30. Juni 2016 | 17:56 Uhr

Anschlag auf Flüchtlingsheim : „Eine Hand griff durch das Fenster“

vom
Aus der Redaktion des Flensburger Tageblatts

Nach dem Chemie-Anschlag am Dammhof und der Panne mit der Tatortreinigung wird klar, dass deutlich mehr als zwei Bewohner gefährdet waren.

Flensburg | Sie können schon wieder lachen, die syrischen Männer aus der städtischen Flüchtlingsunterkunft am Dammhof. Aber wenn Mohammed Omar (21) von Freitagabend kurz vor 23 Uhr allein im Duschraum erzählt, wird es still: „Ich sah eine Hand von draußen durch das gekippte Fenster greifen, die eine orangefarbene Flüssigkeit herein kippte“, berichtet der 21-Jährige, der aus einem Vorort von Damaskus kommt und seit fünf Monaten in Flensburg lebt. Als sofort die Augen zu brennen begannen und er Hustenreiz verspürte, habe er sich schnell angezogen, die Tür geöffnet und seine Freunde gerufen. Zu den ersten gehörten Sameh al Kali (28) und Ibrahim, die Omar halfen, aber selbst auch Probleme mit der ätzenden Flüssigkeit bekamen. Der Kurde Kali berichtet von Kopfschmerzen und darüber, dass er sich habe übergeben müssen: „Es hat mindestens eine halbe Stunde gedauert, und alle 15 bis 20 Personen, die sich in der großen Gemeinschaftsküche im Erdgeschoss aufhielten, hätten den Hustenreiz selbst zu spüren bekommen.“ Sogar Bewohner im 1. Obergeschoss hätten es bemerkt. „Die Security ließ alle aus dem Bad und wusch die orangefarbene Flüssigkeit weg.“

Für Kripo-Chef Mathias Engelmann und die mittlerweile ermittelnden Staatsschützer vom K5 gab es dank des eifrigen Tatortreinigers keine Spuren mehr zu sichern. Der Wachmann, so Martin Steinebach, Geschäftsführer des zuständigen Sicherheitsdienstes, sei von einer Stinkbombe, von einem Scherz ausgegangen. Engelmann reagiert darauf aber völlig humorlos: „Solche Scherze kenne ich nicht.“ Wann die Security die Polizei alarmieren solle? „Niedrigschwellig. Lieber einmal zu viel als zu wenig“, so der Kripo-Chef.
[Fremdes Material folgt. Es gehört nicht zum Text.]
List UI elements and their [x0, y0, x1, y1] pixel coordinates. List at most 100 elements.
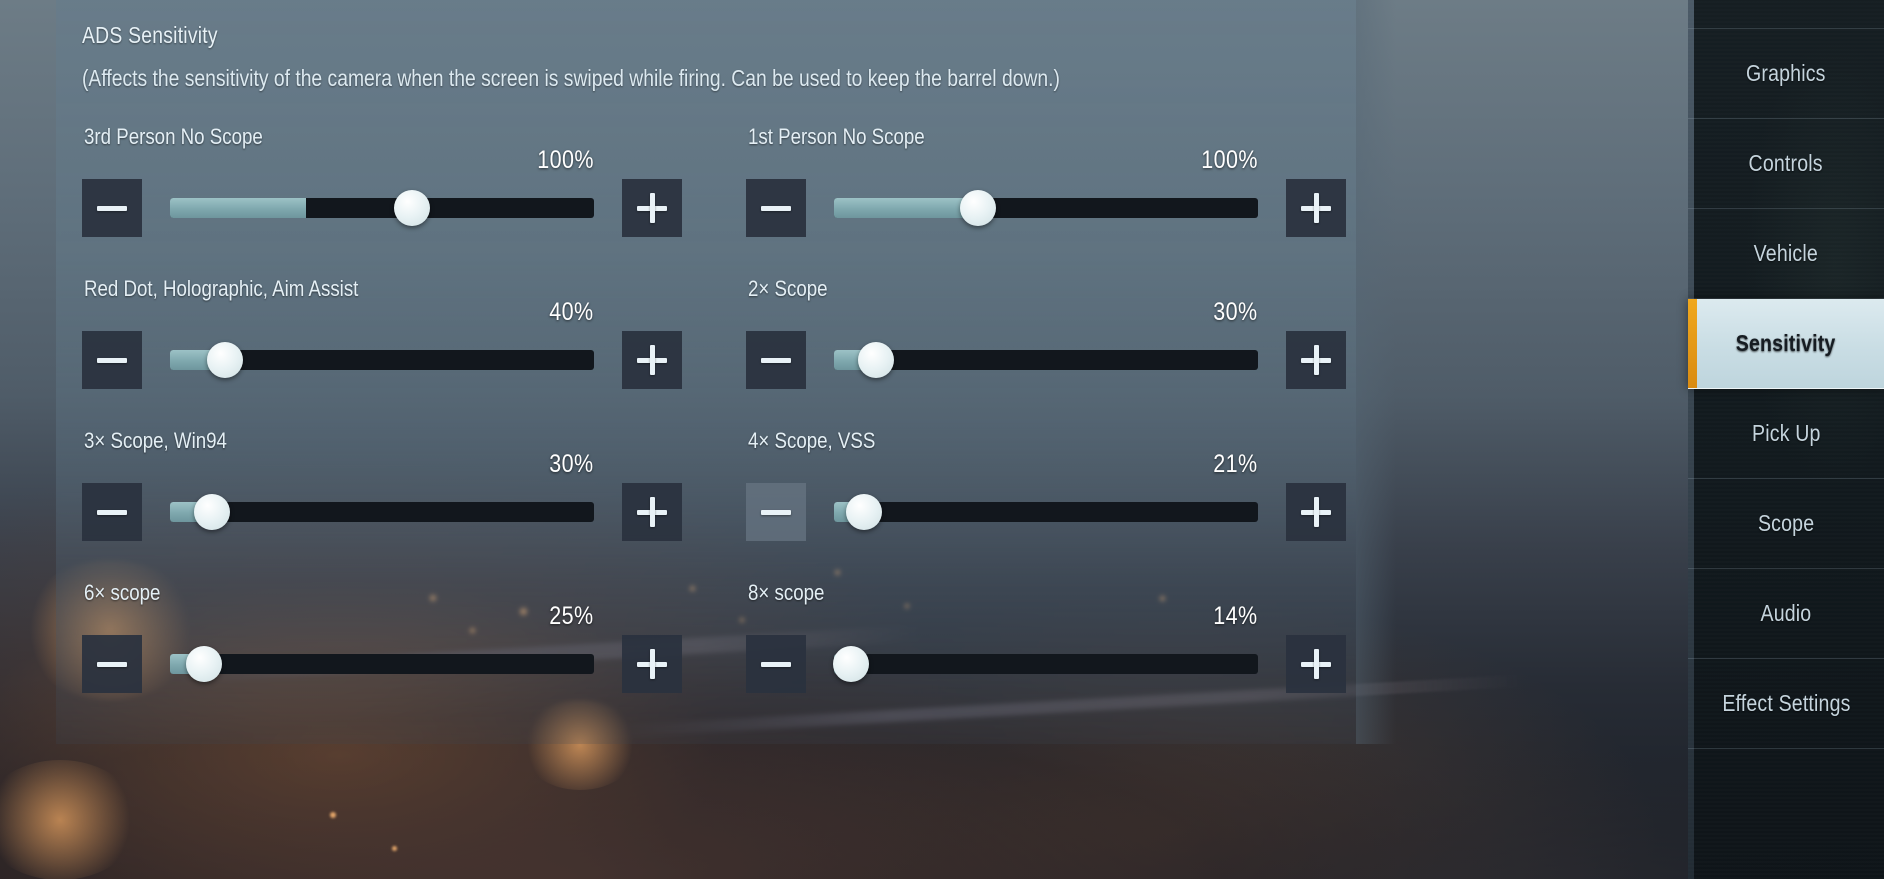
- slider-value: 25%: [549, 602, 594, 630]
- slider-thumb[interactable]: [845, 494, 882, 530]
- sidebar-item-label: Graphics: [1746, 60, 1826, 86]
- minus-icon: [761, 661, 791, 667]
- slider-track[interactable]: [834, 342, 1258, 378]
- minus-icon: [97, 661, 127, 667]
- slider-value: 40%: [549, 298, 594, 326]
- slider-track-area[interactable]: [170, 483, 594, 541]
- slider-track[interactable]: [834, 494, 1258, 530]
- plus-icon-vertical-bar: [649, 345, 655, 375]
- slider-track[interactable]: [832, 646, 1258, 682]
- slider-value: 30%: [1213, 298, 1258, 326]
- increase-button[interactable]: [622, 331, 682, 389]
- sensitivity-slider-row: 3× Scope, Win94 30%: [82, 422, 682, 549]
- sidebar-item-scope[interactable]: Scope: [1688, 479, 1884, 569]
- decrease-button[interactable]: [82, 635, 142, 693]
- decrease-button[interactable]: [746, 635, 806, 693]
- sidebar-item-label: Scope: [1757, 510, 1815, 536]
- increase-button[interactable]: [1286, 331, 1346, 389]
- sidebar-item-audio[interactable]: Audio: [1688, 569, 1884, 659]
- increase-button[interactable]: [622, 483, 682, 541]
- slider-label: 3× Scope, Win94: [84, 428, 227, 453]
- increase-button[interactable]: [1286, 179, 1346, 237]
- slider-control-group: [746, 330, 1346, 390]
- slider-value: 14%: [1213, 602, 1258, 630]
- plus-icon-vertical-bar: [649, 497, 655, 527]
- slider-fill: [170, 198, 306, 218]
- section-description: (Affects the sensitivity of the camera w…: [82, 65, 1060, 91]
- decrease-button[interactable]: [746, 331, 806, 389]
- slider-track[interactable]: [170, 494, 594, 530]
- slider-track-area[interactable]: [834, 483, 1258, 541]
- slider-track-area[interactable]: [832, 635, 1258, 693]
- sensitivity-slider-grid: 3rd Person No Scope 100% 1st Person No Sco…: [82, 118, 1346, 701]
- slider-label: 3rd Person No Scope: [84, 124, 263, 149]
- sidebar-item-label: Effect Settings: [1721, 690, 1851, 716]
- slider-thumb[interactable]: [194, 494, 231, 530]
- sensitivity-slider-row: 1st Person No Scope 100%: [746, 118, 1346, 245]
- sensitivity-slider-row: Red Dot, Holographic, Aim Assist 40%: [82, 270, 682, 397]
- slider-thumb[interactable]: [393, 190, 430, 226]
- slider-track-area[interactable]: [834, 179, 1258, 237]
- settings-screen: ADS Sensitivity (Affects the sensitivity…: [0, 0, 1884, 879]
- increase-button[interactable]: [622, 635, 682, 693]
- plus-icon-vertical-bar: [649, 649, 655, 679]
- panel-edge-fade: [1356, 0, 1396, 744]
- slider-thumb[interactable]: [858, 342, 895, 378]
- slider-track-area[interactable]: [170, 635, 594, 693]
- plus-icon-vertical-bar: [649, 193, 655, 223]
- slider-thumb[interactable]: [207, 342, 244, 378]
- minus-icon: [97, 357, 127, 363]
- plus-icon-vertical-bar: [1313, 345, 1319, 375]
- sidebar-item-controls[interactable]: Controls: [1688, 119, 1884, 209]
- sidebar-item-vehicle[interactable]: Vehicle: [1688, 209, 1884, 299]
- slider-value: 21%: [1213, 450, 1258, 478]
- slider-track-area[interactable]: [170, 179, 594, 237]
- slider-label: Red Dot, Holographic, Aim Assist: [84, 276, 359, 301]
- section-heading: ADS Sensitivity (Affects the sensitivity…: [82, 22, 1282, 92]
- slider-control-group: [82, 482, 682, 542]
- slider-control-group: [746, 178, 1346, 238]
- minus-icon: [761, 357, 791, 363]
- slider-label: 4× Scope, VSS: [748, 428, 876, 453]
- decrease-button[interactable]: [82, 483, 142, 541]
- slider-control-group: [82, 330, 682, 390]
- sidebar-item-effect-settings[interactable]: Effect Settings: [1688, 659, 1884, 749]
- background-ember: [330, 812, 336, 818]
- sensitivity-slider-row: 2× Scope 30%: [746, 270, 1346, 397]
- slider-label: 6× scope: [84, 580, 161, 605]
- slider-track-area[interactable]: [170, 331, 594, 389]
- sensitivity-slider-row: 4× Scope, VSS 21%: [746, 422, 1346, 549]
- settings-sidebar: Graphics Controls Vehicle Sensitivity Pick U…: [1688, 0, 1884, 879]
- decrease-button[interactable]: [82, 331, 142, 389]
- slider-thumb[interactable]: [960, 190, 997, 226]
- slider-control-group: [82, 178, 682, 238]
- slider-track[interactable]: [170, 190, 594, 226]
- background-ember: [392, 846, 397, 851]
- slider-thumb[interactable]: [185, 646, 222, 682]
- slider-control-group: [746, 482, 1346, 542]
- decrease-button[interactable]: [746, 483, 806, 541]
- minus-icon: [97, 509, 127, 515]
- sidebar-item-label: Controls: [1748, 150, 1824, 176]
- slider-track-area[interactable]: [834, 331, 1258, 389]
- sidebar-item-label: Audio: [1760, 600, 1812, 626]
- slider-track[interactable]: [170, 646, 594, 682]
- slider-thumb[interactable]: [832, 646, 869, 682]
- sidebar-item-graphics[interactable]: Graphics: [1688, 29, 1884, 119]
- page-title: ADS Sensitivity: [82, 22, 218, 48]
- sensitivity-slider-row: 6× scope 25%: [82, 574, 682, 701]
- sidebar-item-pick-up[interactable]: Pick Up: [1688, 389, 1884, 479]
- slider-value: 30%: [549, 450, 594, 478]
- decrease-button[interactable]: [82, 179, 142, 237]
- sensitivity-slider-row: 3rd Person No Scope 100%: [82, 118, 682, 245]
- slider-label: 2× Scope: [748, 276, 828, 301]
- minus-icon: [761, 205, 791, 211]
- slider-track[interactable]: [170, 342, 594, 378]
- slider-control-group: [746, 634, 1346, 694]
- increase-button[interactable]: [622, 179, 682, 237]
- sidebar-item-sensitivity[interactable]: Sensitivity: [1688, 299, 1884, 389]
- increase-button[interactable]: [1286, 483, 1346, 541]
- decrease-button[interactable]: [746, 179, 806, 237]
- increase-button[interactable]: [1286, 635, 1346, 693]
- slider-track[interactable]: [834, 190, 1258, 226]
Engelmann kann nicht zufrieden sein. Die Kripo war erst mit Verzögerung am Sonnabendmittag durch eine Flüchtlingsbetreuerin eingeschaltet worden. Jetzt hat die nach dem Brand der Unterkunft in der Travestraße eingerichtete Sonderermittlungsgruppe einen zweiten schwierigen Fall – und das bei hohem öffentlichen Erfolgsdruck. Während die rätselhafte Flüssigkeit vom Dammhof auf Nimmerwiedersehen durchs Abflussrohr verschwand (auch eine Nachsuche der Spurensicherung am Dienstag brachte keinen Erfolg), finden die Fahnder im Fall der Brandstiftung wenigstens immer wieder noch regelmäßig frische Ermittlungsansätze.
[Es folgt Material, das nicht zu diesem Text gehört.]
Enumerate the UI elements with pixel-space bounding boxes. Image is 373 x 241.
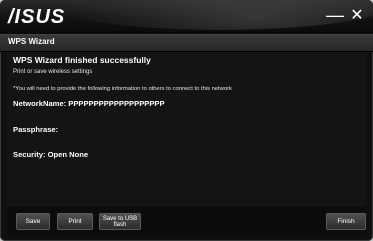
network-name-value: NetworkName: PPPPPPPPPPPPPPPPPPP (13, 99, 165, 108)
print-button[interactable]: Print (57, 213, 93, 230)
title-bar-decoration (40, 0, 373, 30)
save-button[interactable]: Save (16, 213, 50, 230)
wizard-title: WPS Wizard (8, 37, 55, 46)
wizard-header: WPS Wizard (0, 34, 373, 52)
instruction-text: Print or save wireless settings (13, 69, 93, 75)
info-note: *You will need to provide the following … (13, 86, 232, 92)
security-value: Security: Open None (13, 150, 89, 159)
wps-wizard-window: /ISUS — ✕ WPS Wizard WPS Wizard finished… (0, 0, 373, 241)
minimize-icon[interactable]: — (325, 5, 345, 25)
title-bar[interactable]: /ISUS — ✕ (0, 0, 373, 34)
success-heading: WPS Wizard finished successfully (13, 55, 151, 65)
save-to-usb-button[interactable]: Save to USB flash (99, 213, 141, 230)
finish-button[interactable]: Finish (326, 213, 366, 230)
asus-logo: /ISUS (8, 6, 66, 28)
passphrase-value: Passphrase: (13, 125, 59, 134)
close-icon[interactable]: ✕ (347, 6, 367, 26)
save-to-usb-label-line2: flash (113, 221, 127, 228)
content-panel (7, 52, 366, 206)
Die Stadt hat bislang keine besonderen Schritte aus dem Anschlag abgeleitet. Die Verwaltung wurde am Montagnachmittag auf einer routinemäßigen Sitzung aller mit Flüchtlingsarbeit und Sicherheit befassten Akteure durch die Polizei über das Ereignis in Kenntnis gesetzt. Als Konsequenz bat sie Polizei und Sicherheitsdienst, künftig das Einwanderungsbüro umgehend über Zwischenfälle jedweder Art zu informieren. Zusätzliche Sicherungsmaßnahmen wie z.B. eine Kameraüberwachung würden diskutiert, seien aber noch nicht beschlossen, hieß es auf Nachfrage. Offenbar sieht die Verwaltung insgesamt wenig Änderungsbedarf. Sie vertraut, trotz der Panne, ihrem Sicherheitsdienst. Die Bewachung rund um die Uhr gewährleiste „größtmögliche Sicherheit“, heißt es in einer gestern verbreiteten Pressemitteilung. Die nächste Bewährungsprobe naht. Ab 26. März wird der Frühlingsmarkt auf der Exe täglich tausende Besucher aus der gesamten Region mit mehr als 300 dort in einem Containerdorf wohnenden Flüchtlingen auf Tuchfühlung bringen. Für dieses Ereignis soll mit der Polizei dann aber ein neues Sicherheitskonzept entwickelt werden.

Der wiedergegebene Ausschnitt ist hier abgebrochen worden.